Тарелкина направилась к конторе, а я пошел вслед за Генкой. Он уже сбросил свой мешок возле весов. Макулатуры в нем было не больше, чем в моем.
Старьевщик взвесил Генкину поклажу, нахмурился и вдруг, подняв мешок, начал высыпать содержимое отдельно от общей кучи. Полетели книжки, обрывки газет, листки из тетрадей и какие-то бумажные пакеты, перевязанные шпагатом. Весовщик взял один из таких пакетов, несколько секунд подержал на ладони, а потом как-то нехорошо посмотрел на моего друга.
Я тоже глянул на него. Лицо у Генки, обычно смуглое, стало светлым, как соль-лизунец, а на подбородке застыла большая капля пота.
— То-то, я гляжу, тяжеловат мешок, — осуждающе сказал старьевщик. — Тут, оказывается, вон какая бумага.
И он развернул пакет. Из него вывалился целый кирпич. Не успел я удивиться, как Генка схватил мешок и убежал. Утильщик покачал головой и начал складывать кирпичи на весах. Их было четыре.
— Вот так, сбросим шесть кило, — подвел итог дядька. — Чистый вес, то есть нетто, семь триста. Получи квитанцию, молодой человек, и передай своему другу.
Мне было стыдно за Синицына: в первый день и такое ЧП. Когда я взял маленькую розовую бумажку, она показалась мне раскаленной железкой.
— Понимаете, дядя, — лепетал я, пытаясь оправдать своего боцмана, — ему, наверно, кто-нибудь подложил.
— А еще красный галстук носишь, — пробурчал утильщик и захлопнул дверь киоска.
Лучше бы он сказал, что я такой же обманщик, как Генка, лучше бы он накричал на меня, даже, может быть, наградил подзатыльником… Так я думал, направляясь к школе, чтобы доложить о ЧЛ адмиралу и сделать запись в вахтенном журнале. Возле интерната меня и остановил Синицын. Вид у него был такой, будто за ему контрольную поставили двойку.
— Сень, а Сень, — потянул он меня за рукав. — Я же не для себя. Что мне, копейки нужны, что ли? Я же хотел, чтоб «Аврора» была впереди. Ты не рассказывай. А?
— А еще носишь красный галстук, — сказал я.
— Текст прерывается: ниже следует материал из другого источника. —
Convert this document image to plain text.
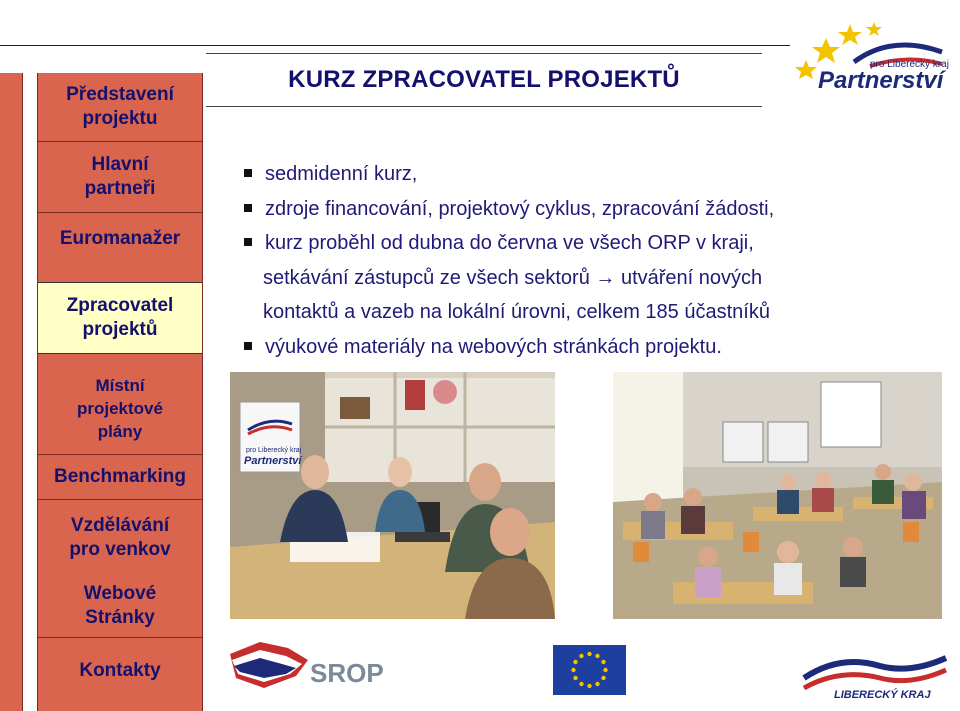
Představení projektu
Hlavní partneři
Euromanažer
Zpracovatel projektů
Místní projektové plány
Benchmarking
Vzdělávání pro venkov
Webové Stránky
Kontakty
KURZ ZPRACOVATEL PROJEKTŮ
pro Liberecký kraj
Partnerství
sedmidenní kurz,
zdroje financování, projektový cyklus, zpracování žádosti,
kurz proběhl od dubna do června ve všech ORP v kraji,
setkávání zástupců ze všech sektorů → utváření nových
kontaktů a vazeb na lokální úrovni, celkem 185 účastníků
výukové materiály na webových stránkách projektu.
pro Liberecký kraj
Partnerství
SROP
LIBERECKÝ KRAJ
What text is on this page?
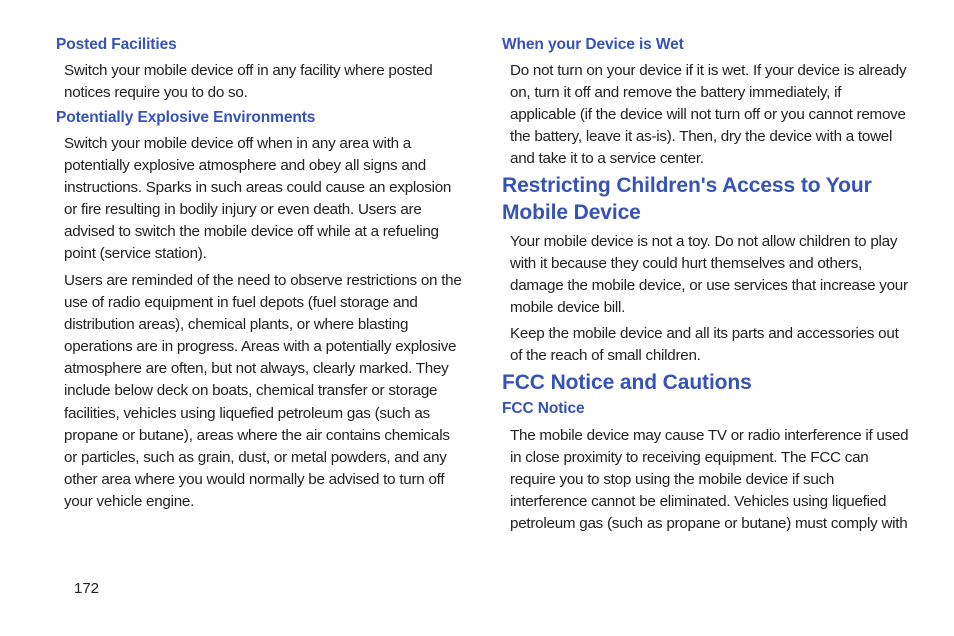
Posted Facilities

Switch your mobile device off in any facility where posted notices require you to do so.

Potentially Explosive Environments

Switch your mobile device off when in any area with a potentially explosive atmosphere and obey all signs and instructions. Sparks in such areas could cause an explosion or fire resulting in bodily injury or even death. Users are advised to switch the mobile device off while at a refueling point (service station).

Users are reminded of the need to observe restrictions on the use of radio equipment in fuel depots (fuel storage and distribution areas), chemical plants, or where blasting operations are in progress. Areas with a potentially explosive atmosphere are often, but not always, clearly marked. They include below deck on boats, chemical transfer or storage facilities, vehicles using liquefied petroleum gas (such as propane or butane), areas where the air contains chemicals or particles, such as grain, dust, or metal powders, and any other area where you would normally be advised to turn off your vehicle engine.

172
When your Device is Wet

Do not turn on your device if it is wet. If your device is already on, turn it off and remove the battery immediately, if applicable (if the device will not turn off or you cannot remove the battery, leave it as-is). Then, dry the device with a towel and take it to a service center.

Restricting Children's Access to Your Mobile Device

Your mobile device is not a toy. Do not allow children to play with it because they could hurt themselves and others, damage the mobile device, or use services that increase your mobile device bill.

Keep the mobile device and all its parts and accessories out of the reach of small children.

FCC Notice and Cautions
FCC Notice

The mobile device may cause TV or radio interference if used in close proximity to receiving equipment. The FCC can require you to stop using the mobile device if such interference cannot be eliminated. Vehicles using liquefied petroleum gas (such as propane or butane) must comply with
— Не говори, Сень, — умолял Генка. — Я тебе мичманку дам. И конфеты за свои куплю.
Мне опять стало жаль друга. С одной стороны, он поступил, прямо скажем, не лучше Пашки Лисицына, а, с другой, — он же не для себя…
— Но в журнале я все-таки отмечу, — наконец, принял я решение.
— Это морской закон, — сразу, как пружина, распрямился Синицын и тут же сказал: — У меня идея.
— Опять?
— Да нет. Слушай. Пойдем к пожарникам и скажем, что многие на чердаках хранят бумагу. А бумага — это порох. Попадет искра и — привет!
— Только идти надо всем звеном.
— Теперь мы этих жуликов запросто оставим за кормой.
Но пока мы ходили за пожарным инспектором, а потом лазили с чердака на чердак, вся школа узнала о неудавшейся Генкиной хитрости. Рассказал все тот же утильщик. Он придирчиво осматривал содержимое мешков и назидательно рассказывал всем, как сын шофера Синицына пытался подсунуть ему четыре кирпича, но он проявил бдительность, и Генка был разоблачен.